Cette expression, dont on se sert pour désigner un amoureux timide, novice, froid, fait allusion à un ancien usage des justiciables volontaires des cours d’amour, espèce d’énergumènes qui avaient formé, sous le règne de Philippe V, une société ou confrérie nommée la Ligue des amants, dont l’objet était de prouver l’excès de leur passion par une opiniâtreté invincible à braver les ardeurs de l’été et les rigueurs de l’hiver. Dans les chaleurs extrêmes, ils allumaient de grands feux pour se chauffer, et ne sortaient de chez eux qu’enveloppés d’épaisses fourrures. Quand il gelait à pierre fendre, ils se couvraient très légèrement, et allaient, par le froid, par la neige ou par la pluie, soupirer à la porte de leurs maîtresses, où ils se tenaient jusqu’à ce qu’ils les eussent aperçues, étant parfois tellement morfondus et transis dans l’attente, dit un vieux auteur, qu’on entendait claquer leurs dents comme les becs des cigognes. Cette dévotion d’amour, poussée ainsi jusqu’au martyre, éclatait en outre par une foule de pratiques minutieuses et d’expressions alambiquées.

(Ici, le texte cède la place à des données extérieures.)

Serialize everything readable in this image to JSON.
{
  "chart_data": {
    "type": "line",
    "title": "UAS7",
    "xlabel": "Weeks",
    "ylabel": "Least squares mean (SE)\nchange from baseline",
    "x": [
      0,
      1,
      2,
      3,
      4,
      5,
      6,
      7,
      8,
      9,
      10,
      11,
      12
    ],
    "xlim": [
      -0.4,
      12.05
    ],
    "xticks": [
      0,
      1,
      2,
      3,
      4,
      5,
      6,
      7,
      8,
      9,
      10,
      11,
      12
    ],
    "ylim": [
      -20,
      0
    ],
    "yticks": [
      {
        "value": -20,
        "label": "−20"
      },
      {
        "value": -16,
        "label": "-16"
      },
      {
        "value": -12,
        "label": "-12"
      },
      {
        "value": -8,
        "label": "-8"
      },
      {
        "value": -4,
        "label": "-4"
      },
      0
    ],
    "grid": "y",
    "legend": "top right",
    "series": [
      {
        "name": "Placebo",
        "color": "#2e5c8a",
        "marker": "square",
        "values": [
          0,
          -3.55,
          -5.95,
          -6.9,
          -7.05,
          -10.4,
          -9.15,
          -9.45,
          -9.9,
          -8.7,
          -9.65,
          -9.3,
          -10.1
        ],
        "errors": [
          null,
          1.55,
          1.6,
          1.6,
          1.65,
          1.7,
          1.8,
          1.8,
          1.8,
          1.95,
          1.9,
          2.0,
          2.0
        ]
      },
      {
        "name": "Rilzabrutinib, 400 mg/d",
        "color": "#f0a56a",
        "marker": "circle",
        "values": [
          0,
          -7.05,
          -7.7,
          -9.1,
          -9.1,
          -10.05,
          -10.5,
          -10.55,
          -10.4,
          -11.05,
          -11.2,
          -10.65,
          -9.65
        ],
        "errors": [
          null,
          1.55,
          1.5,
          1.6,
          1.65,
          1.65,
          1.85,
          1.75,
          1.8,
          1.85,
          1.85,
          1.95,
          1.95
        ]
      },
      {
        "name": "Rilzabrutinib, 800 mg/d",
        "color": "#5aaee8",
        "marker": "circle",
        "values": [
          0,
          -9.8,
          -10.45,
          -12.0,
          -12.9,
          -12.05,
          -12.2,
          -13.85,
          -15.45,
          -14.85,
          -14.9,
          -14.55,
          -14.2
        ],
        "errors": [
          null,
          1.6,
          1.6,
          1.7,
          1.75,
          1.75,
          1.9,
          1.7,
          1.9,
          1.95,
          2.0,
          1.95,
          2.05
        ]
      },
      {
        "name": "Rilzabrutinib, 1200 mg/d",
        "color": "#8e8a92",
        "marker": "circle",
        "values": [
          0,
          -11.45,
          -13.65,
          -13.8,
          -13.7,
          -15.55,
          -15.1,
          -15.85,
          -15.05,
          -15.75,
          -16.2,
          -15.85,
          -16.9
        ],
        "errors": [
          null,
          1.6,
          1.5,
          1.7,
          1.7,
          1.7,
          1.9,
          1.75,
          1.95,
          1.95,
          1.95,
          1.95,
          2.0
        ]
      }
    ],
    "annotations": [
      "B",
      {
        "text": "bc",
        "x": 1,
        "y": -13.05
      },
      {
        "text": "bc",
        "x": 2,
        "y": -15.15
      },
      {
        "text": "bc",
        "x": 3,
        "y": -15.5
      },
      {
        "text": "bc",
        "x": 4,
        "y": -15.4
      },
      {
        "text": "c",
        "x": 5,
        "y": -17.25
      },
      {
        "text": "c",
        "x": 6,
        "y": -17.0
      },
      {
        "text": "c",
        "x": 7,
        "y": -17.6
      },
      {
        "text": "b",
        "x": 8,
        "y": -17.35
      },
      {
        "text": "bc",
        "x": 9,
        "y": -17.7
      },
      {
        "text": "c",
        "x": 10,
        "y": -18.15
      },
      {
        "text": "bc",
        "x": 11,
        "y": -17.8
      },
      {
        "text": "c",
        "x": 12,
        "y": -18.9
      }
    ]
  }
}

Tel confrère élisait son domicile à l’enseigne de la Passion, rue du Sacrifice, paroisse de la Sincérité ; tel autre demeurait sur la place de la Persévérance, hôtel de l’Assiduité, etc. Il existe un ouvrage rare et curieux, intitulé : l’Amoureux transy, par Jehan Boucher. Cet ouvrage, qui ne porte point de date, est une espèce de code galant de cette secte jadis si fameuse par ses extravagances et par ses niaiseries sentimentales.